Hace poco, me tomé unas vacaciones de mi país de adopción, Estados Unidos, y fui a visitar mi Inglaterra natal. Era la última hora de la tarde de un día de invierno. El sol ya había acabado su breve jornada y allí estaba yo, bajando las escaleras de una estación de tren de las afueras de Londres, junto con otros miles de personas que regresaban a casa tras un día de trabajo.

Es posible que las estaciones victorianas como aquella tuvieran un aspecto grandioso cuando las construyeron —de hecho, algunas lo conservan, especialmente en los días luminosos del verano— pero al final de un día frío y húmedo como aquel, con sus paredes de ladrillo oscuro iluminadas por temblorosos neones y con el mal humor añadido de los cansados viajeros, lo que era un marco fastuoso se convertía en otro distinto y deprimente.

Y por si el escenario no resultaba lo bastante tenebroso de por sí, de repente resonaron los furiosos ladridos de un perro. Al final de la escalinata, justo detrás de las barreras que cerraban el paso a todo aquel que no llevaba billete, una chica, casi una niña, sujetaba con todas sus fuerzas el extremo de una correa. Del otro tiraba enérgicamente un perro pequeño pero de lo más vigoroso, un terrier, creo recordar, que estaba montando un escándalo considerable.

Mi primera reacción inconsciente fue de irritación. A la deprimente estación solo le faltaba una molesta banda sonora canina. Sin embargo, cuando estuve más cerca y comprendí lo contento que estaba el perro, no pude evitar una sonrisa. Saltaba a la vista que el animal acababa de reconocer a alguien entre el gentío.

A medida que aquella persona fue acercándose, los ladridos impacientes del perro cambiaron de tono y se convirtieron en una especie de aullido alegre mientras arañaba con las patas el suelo, en un intento de reunirse con su compañero humano. Cuando el hombre cruzó la barrera, el perro saltó a sus brazos y le cubrió la cara de lametazos.

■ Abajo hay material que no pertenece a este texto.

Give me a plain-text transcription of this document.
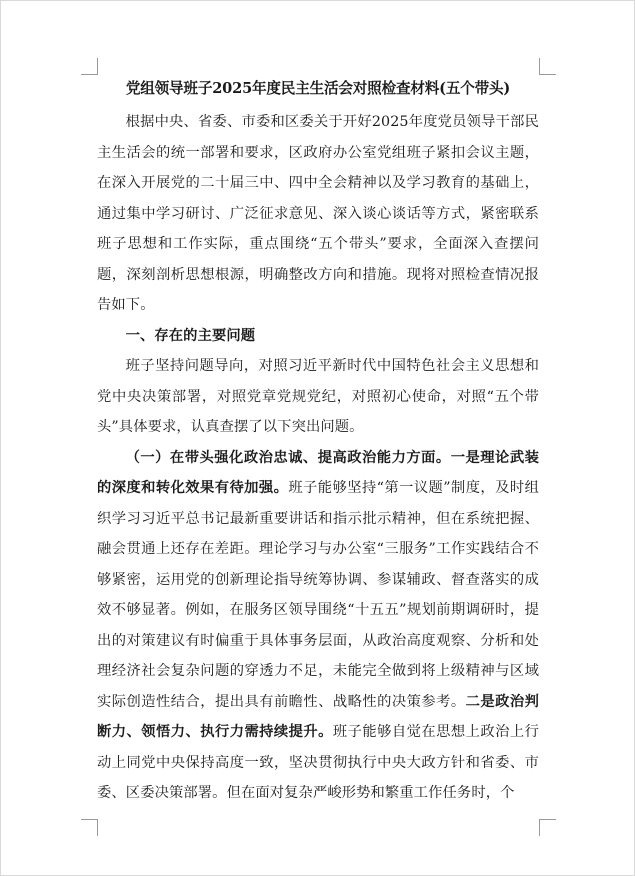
党组领导班子2025年度民主生活会对照检查材料(五个带头)

根据中央、省委、市委和区委关于开好2025年度党员领导干部民主生活会的统一部署和要求，区政府办公室党组班子紧扣会议主题，在深入开展党的二十届三中、四中全会精神以及学习教育的基础上，通过集中学习研讨、广泛征求意见、深入谈心谈话等方式，紧密联系班子思想和工作实际，重点围绕“五个带头”要求，全面深入查摆问题，深刻剖析思想根源，明确整改方向和措施。现将对照检查情况报告如下。

一、存在的主要问题

班子坚持问题导向，对照习近平新时代中国特色社会主义思想和党中央决策部署，对照党章党规党纪，对照初心使命，对照“五个带头”具体要求，认真查摆了以下突出问题。

（一）在带头强化政治忠诚、提高政治能力方面。一是理论武装的深度和转化效果有待加强。班子能够坚持“第一议题”制度，及时组织学习习近平总书记最新重要讲话和指示批示精神，但在系统把握、融会贯通上还存在差距。理论学习与办公室“三服务”工作实践结合不够紧密，运用党的创新理论指导统筹协调、参谋辅政、督查落实的成效不够显著。例如，在服务区领导围绕“十五五”规划前期调研时，提出的对策建议有时偏重于具体事务层面，从政治高度观察、分析和处理经济社会复杂问题的穿透力不足，未能完全做到将上级精神与区域实际创造性结合，提出具有前瞻性、战略性的决策参考。二是政治判断力、领悟力、执行力需持续提升。班子能够自觉在思想上政治上行动上同党中央保持高度一致，坚决贯彻执行中央大政方针和省委、市委、区委决策部署。但在面对复杂严峻形势和繁重工作任务时，个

Yo me hallaba unos pocos metros por detrás y pude oír claramente al hombre susurrar al animal: «Tranquilo, tranquilo, ya estoy aquí». Me di la vuelta y vi como una multitud de rostros reflejaban mi misma respuesta emocional: primero, irritación ante una molestia añadida tras un fatigoso día de trabajo; luego, una simpatía involuntaria frente al amor que aquel animal manifestaba hacia su dueño. La multitud se llenó de sonrisas. Aquí y allá sonaron risas contenidas. Los que viajaban acompañados intercambiaron un gesto o unas palabras, y la mayoría de los que iban solos se guardaron su alegría, pero sus andares siguieron reflejando el inesperado placer que acababan de experimentar en el camino de vuelta a casa.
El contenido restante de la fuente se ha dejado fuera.